What's that, you say? In the intervening period the Germans had attacked
Russia a second time and laid waste to most of its original architectural
glory as well as most of its innocent citizens in a brutal three-year
blockade? So that should make a German name even less palatable? And plus
there was already that place in Florida? Piffle, foreigner.

Sobchak had risen to prominence, he would say James-Madison-like, for his
role in drafting Russia's first real constitution. This is a document that
almost nobody in Russia understands, least of all the lawyers or the
politicians, and even fewer people belive in. This is because Sobchak, one
of the haughtiest personages ever to walk the earth, didn't deign to ask
anybody for their opinions before drafting it. When the Russian Duma,
quite logically, had some questions about what it actually did say and
whether it should say that, Sobchak and his George Washington, Boris
Yeltsin, responded by disbanding the Duma and then, when they declined to
be disbanded, bombing the hell out of the capitol building until they saw
the light, or stars, or the pearly gates, whichever came first. Then the
Russian people were told bluntly that if they didn't ratify the document ex
poste haste something really bad would happen, and therefore they
unsurprisingly did so.

After four years in office, Sobchak was ridden out of St. Petersburg on an
indictment, and fled the country to avoid prosecution. Being a law
professor, Sobchak knew that the best defense was a good escape followed by
a good log-rolling, so he set up housekeeping in Paris whilst his wife,
federal legislatress Lyudmilia Narusova, kept the homefires, and the
telephone wires, burning in Moscow.

Cut to the 1999 elevation of former Sobchak law student Vladimir Putin to
the esteemed office of Prime Minister, the same Putin who had served
Sobchak faithfully as deputy mayor in the fruit salad days of democracy in
Piter. It goes without saying that while Sobchak may or may not have been
corrupt, Putin was meanwhile as pure as the driven snow and, if he failed
to hold Sobchak in check, that would only be because the task was too
Herculean for a mere man of the people.

Cut to 2000, when Sobchak suddenly drops dead. In doing so, he
conveniently gives credence to the claim he made up upon fleeing, viz, that
he wasn't guilty, really he wasn't, but, and you'll excuse the tasteless
pun, he was sick as a dog and needed foreign medical treatment. The
question of why after four years in office he hadn't improved the quality
of medical care in Piter sufficiently so that he, for example, would dare
to be treated by it, smacked of anti-liberalism and wasn't asked. Plus, it
would've been rude.

Furthermore, he could now be eulogized without the annoying inconsistency
of his existence to deal with, thus making it clear that not only didn't
Putin do anything wrong in Piter, but neither did Sobchak.

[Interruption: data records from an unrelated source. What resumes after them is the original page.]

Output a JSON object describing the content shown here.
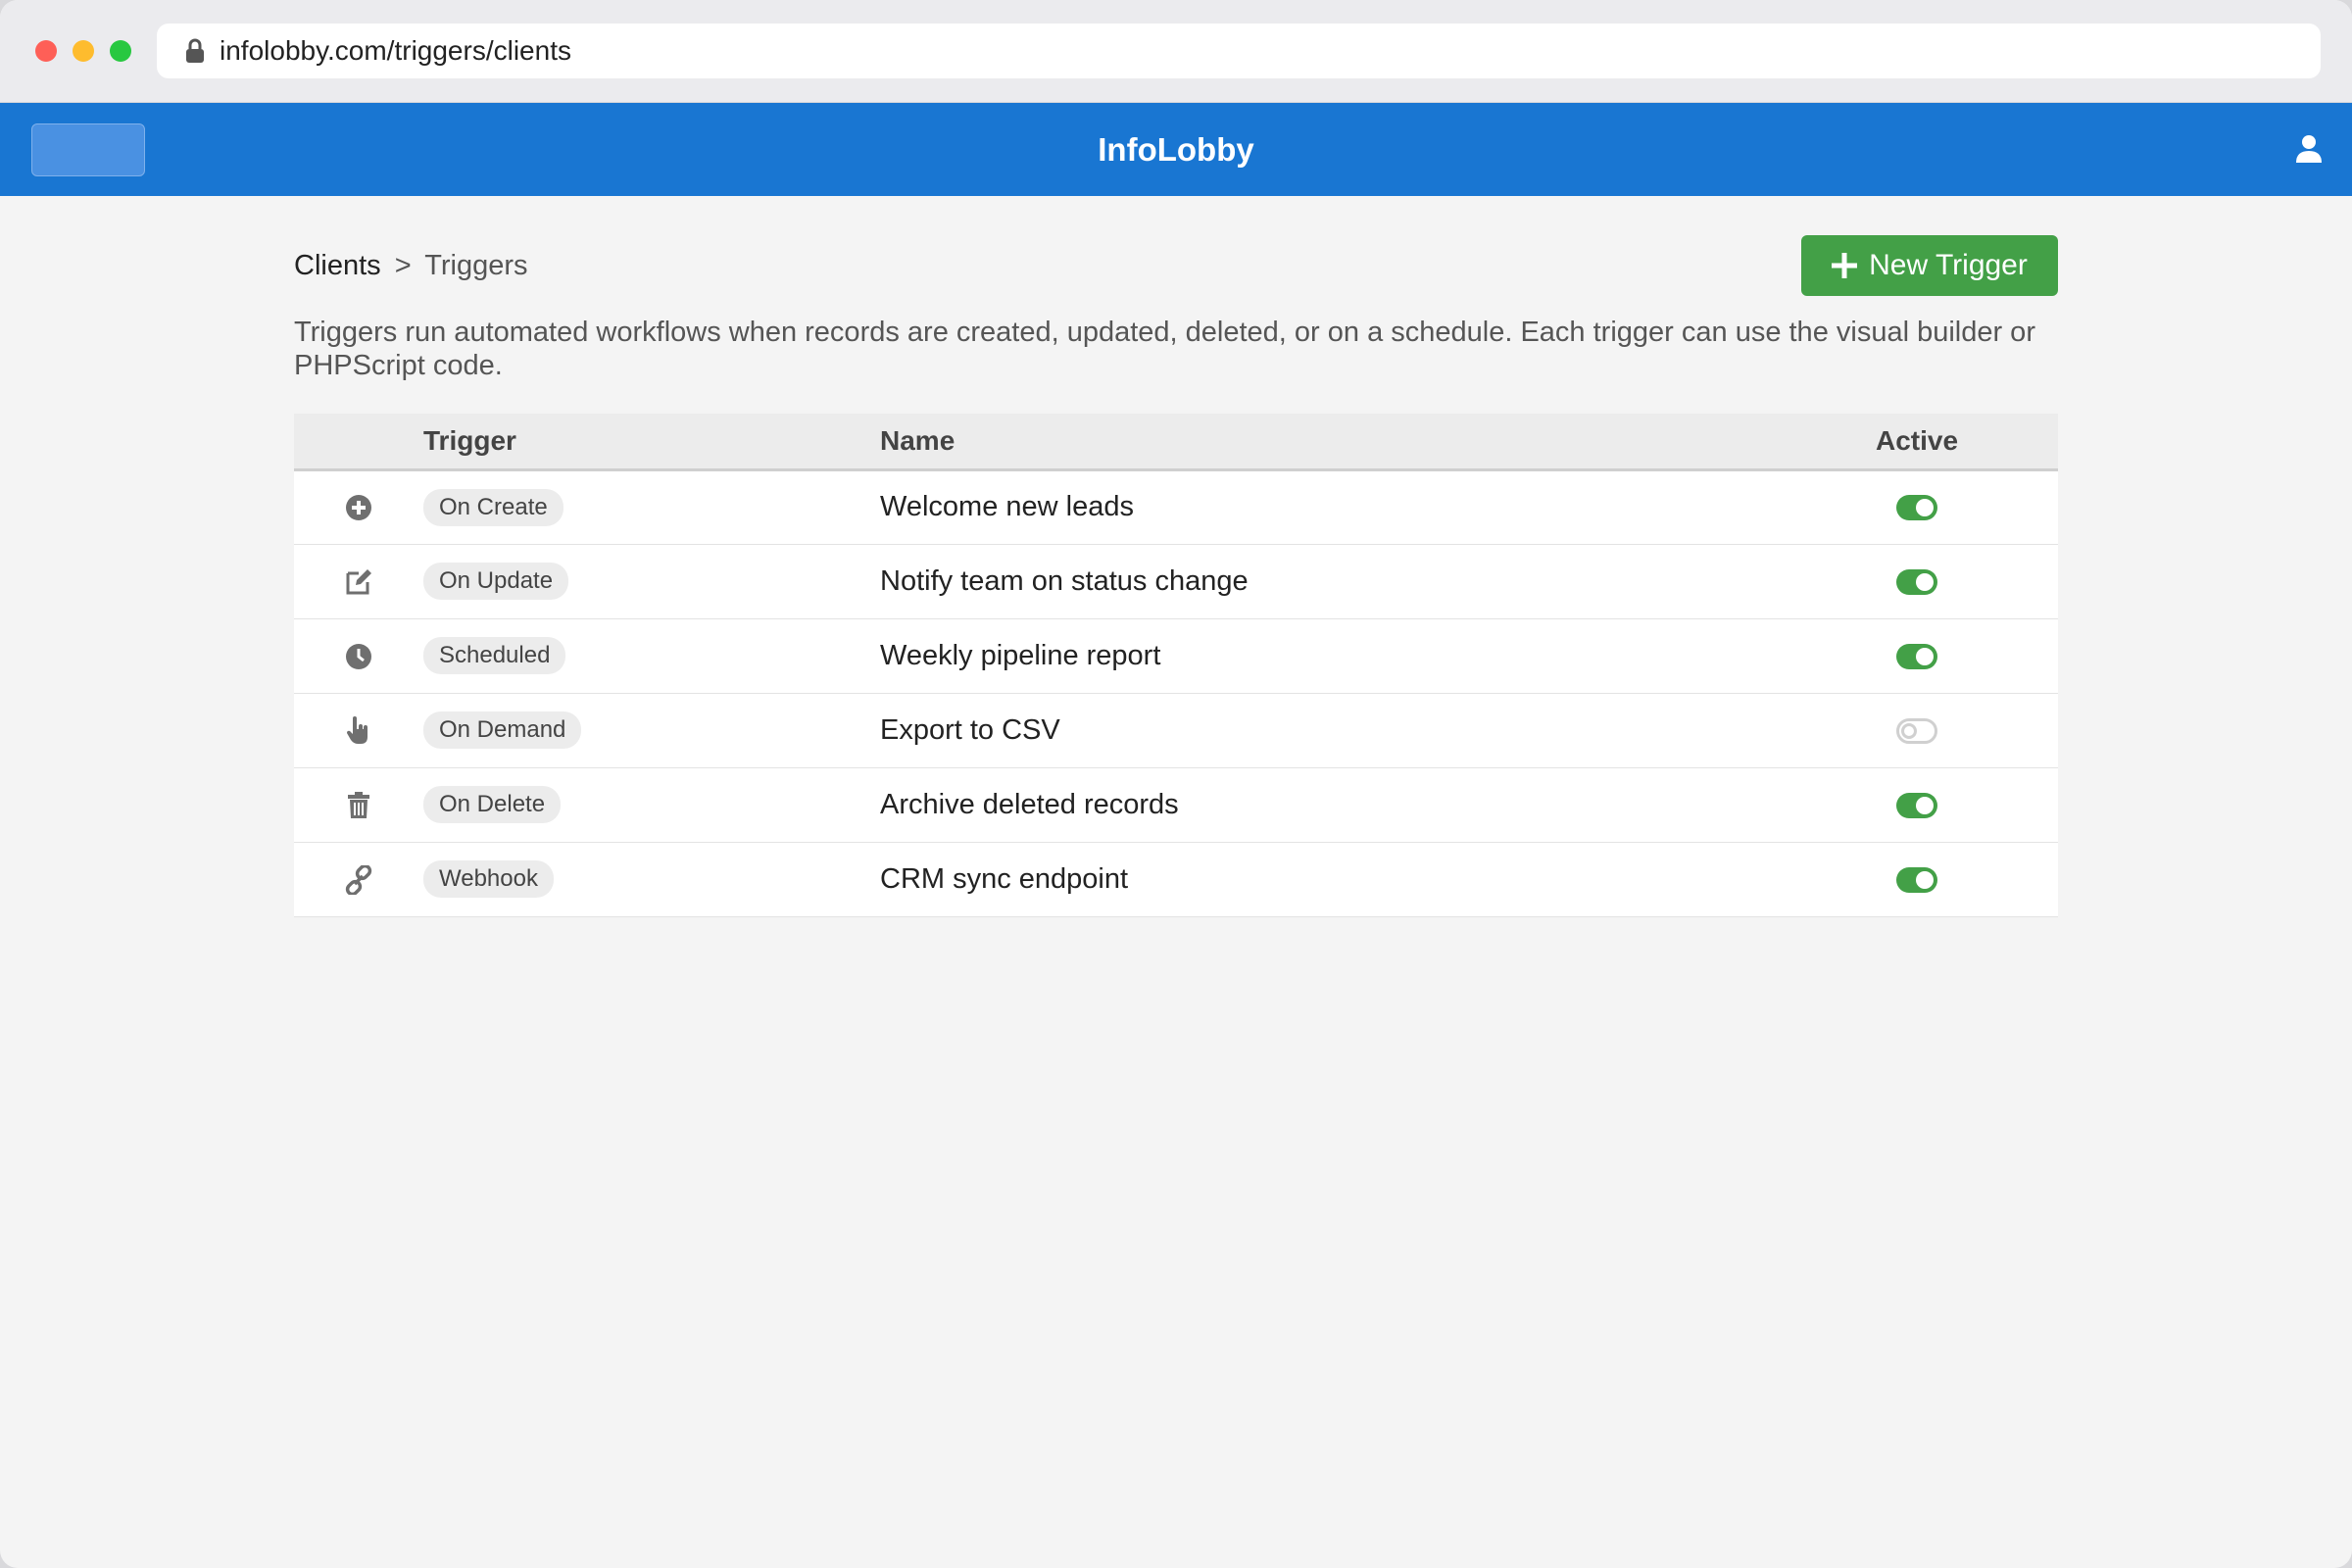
{
  "browser": {
    "url": "infolobby.com/triggers/clients"
  },
  "app": {
    "title": "InfoLobby"
  },
  "breadcrumb": {
    "parent": "Clients",
    "separator": ">",
    "current": "Triggers"
  },
  "actions": {
    "new_trigger_label": "New Trigger"
  },
  "description": "Triggers run automated workflows when records are created, updated, deleted, or on a schedule. Each trigger can use the visual builder or PHPScript code.",
  "table": {
    "headers": {
      "trigger": "Trigger",
      "name": "Name",
      "active": "Active"
    },
    "rows": [
      {
        "icon": "plus-circle-icon",
        "trigger": "On Create",
        "name": "Welcome new leads",
        "active": true
      },
      {
        "icon": "edit-icon",
        "trigger": "On Update",
        "name": "Notify team on status change",
        "active": true
      },
      {
        "icon": "clock-icon",
        "trigger": "Scheduled",
        "name": "Weekly pipeline report",
        "active": true
      },
      {
        "icon": "pointer-hand-icon",
        "trigger": "On Demand",
        "name": "Export to CSV",
        "active": false
      },
      {
        "icon": "trash-icon",
        "trigger": "On Delete",
        "name": "Archive deleted records",
        "active": true
      },
      {
        "icon": "link-icon",
        "trigger": "Webhook",
        "name": "CRM sync endpoint",
        "active": true
      }
    ]
  },
  "colors": {
    "primary": "#1976d2",
    "success": "#43a047",
    "icon_gray": "#6f6f6f"
  }
}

Cut, thus, to last Friday evening, March 29, 2000, when state-owned,
Boris-Berezovsky-controlled ORT (the only station that can be seen
everywhere in Russia) television ran a 7 pm ode to the noble poetry and
holy martyrism that was Sobchak, allowing Ms. Narusova to go on and on and
endlessly on about the way in which her husband had laid down his life for
his city and his country and would have saved them both if only he'd been
given half a chance. Thank God in heaven above there's Putin to follow in
his footsteps! Haughty? He was a teddy bear. Corrupt? He was a monk.
Failed constitution? No, brilliant successful democracy. No hint of a KGB
presidency.

Reality - thy name is Putin.

Andrew Miller
St. Petersburg-Petrograd-Leningrad-St. Petersburg, Russia

PS: Between them state-owned ORT and RTR televsion account for every one
of the top 50 shows in Russia in terms of ratings.